Reverse the previous problem:

there are Y yellow sweets, so initially you can say that the odds of picking a yellow sweet is Y/N, and two in a row is

Y/N*(Y-1)/(N-1) = 0.3 (30%)

rearrange to get

3N(N-1) = 10Y(Y-1).

Too many variables, but we know that N = Y + R(ed) = Y + 7, so we now put this in. Once again you get a quadratic in Y, which should look like

Y^2 - 7 Y - 15 = 0

Now, there is one deliberate typo in the above (but hopefully no accidental ones), so you(r grandson) will have to find it and get the correct equation, but it should be solvable to give an answer for Y, and so for N = Y + 7.

let number of yellow sweets be Y
So total sweets in bag = 7 +Y
Prob of 1st yellow sweet is y/(7+Y)
Prob of 2nd yellow sweet after the 1st is (Y-1)/(7 +Y-1) = (Y-1)/(6+Y)

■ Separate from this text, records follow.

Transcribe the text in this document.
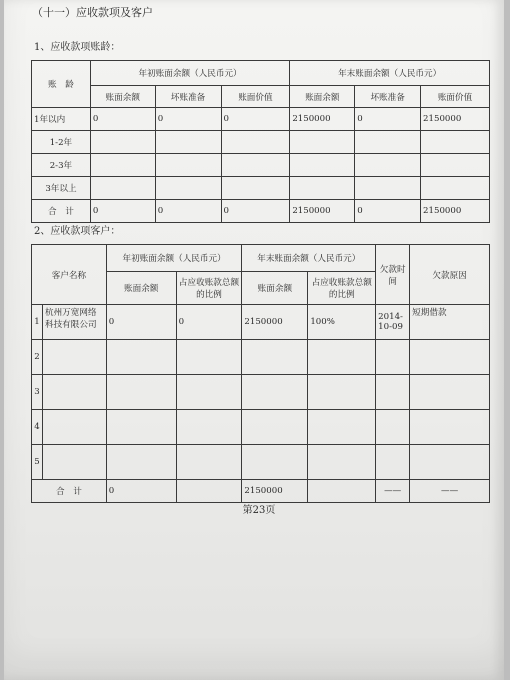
（十一）应收款项及客户
1、应收款项账龄：
账　龄	年初账面余额（人民币元）			年末账面余额（人民币元）		
	账面余额	坏账准备	账面价值	账面余额	坏账准备	账面价值
1年以内	0	0	0	2150000	0	2150000
1-2年						
2-3年						
3年以上						
合　计	0	0	0	2150000	0	2150000
2、应收款项客户：
客户名称		年初账面余额（人民币元）		年末账面余额（人民币元）		欠款时间	欠款原因
		账面余额	占应收账款总额的比例	账面余额	占应收账款总额的比例		
1	杭州万宽网络科技有限公司	0	0	2150000	100%	2014-10-09	短期借款
2							
3							
4							
5							
合　计		0		2150000		——	——
第23页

We are told that Y/(7+Y) times (Y-1)/(6+Y) =3/10

If you multiply that all out and simplify you will get a quadratic in Y
Y^2 -7Y -18 = 0
That makes Y = 9
So 16 sweets in bag

Oh, Prudie, and I even went to the effort of throwing in a typo to check if the student could follow, and you go and spoil it for me :P

Anyhow, I agree.

I am sorry :-(
TBH I'd rather kuiper specified how he wants these answered. Is it just the answer, is it just hints for his nephew as you've suggested, is it with full working for explanation or is it just for the ABers to try.
I still don't know.

Damn .... I'm waaaay too slow.
When I started working this out, there was only one reply .... I worked it out and refreshed the page to see if there were any more answers and Prudie beat me to it.
Anyway, at least I know my maths is still okay as I got the same formula as Prudie:
Y^2 - 7Y - 18 = 0
Which gives:
(Y + 2)(Y - 9) = 0
.... which gives Y = -2 (which makes no sense) or Y = 9
So total number = 16 :)

It's clearly too much to expect kb's grandson to "get" these types of problem from a single example. All the same, the ability to spot that this is, in terms of set up, the same as the previous sweet problem, is a key skill, and one worth developing. To my mind, at least, it isn't developed by having somebody lay out the separate solutions, especially without some amount of input from the student. Where did it become unclear how to solve? Was it, for example, when we were asked about the yellow sweets, rather than the red? Was it somewhere later, when the heavier algebra got harder to work through? Or anywhere in between?

I'd dearly love to have this kind of input. It's a similar question to what prudie's asking, I suppose: *how* are our answers proving useful?

I suppose everyone is different. I would have found the second half the easy or more fun bit but that's because playing with algebra is fun and you can learn the rules. For me the hard bit is understanding how to put together the probability equations at the start. That requires a slightly different kind of brain and is not easy to lay out black and white rules to help with the solution. It needs some creative thinking,

Years back during one of my teaching practices I was given a 6th form class. The teacher gave me the topic of probability to teach them. Looking back a clever and mean move. I pretty much floundered, It was a horrendous subject to teach.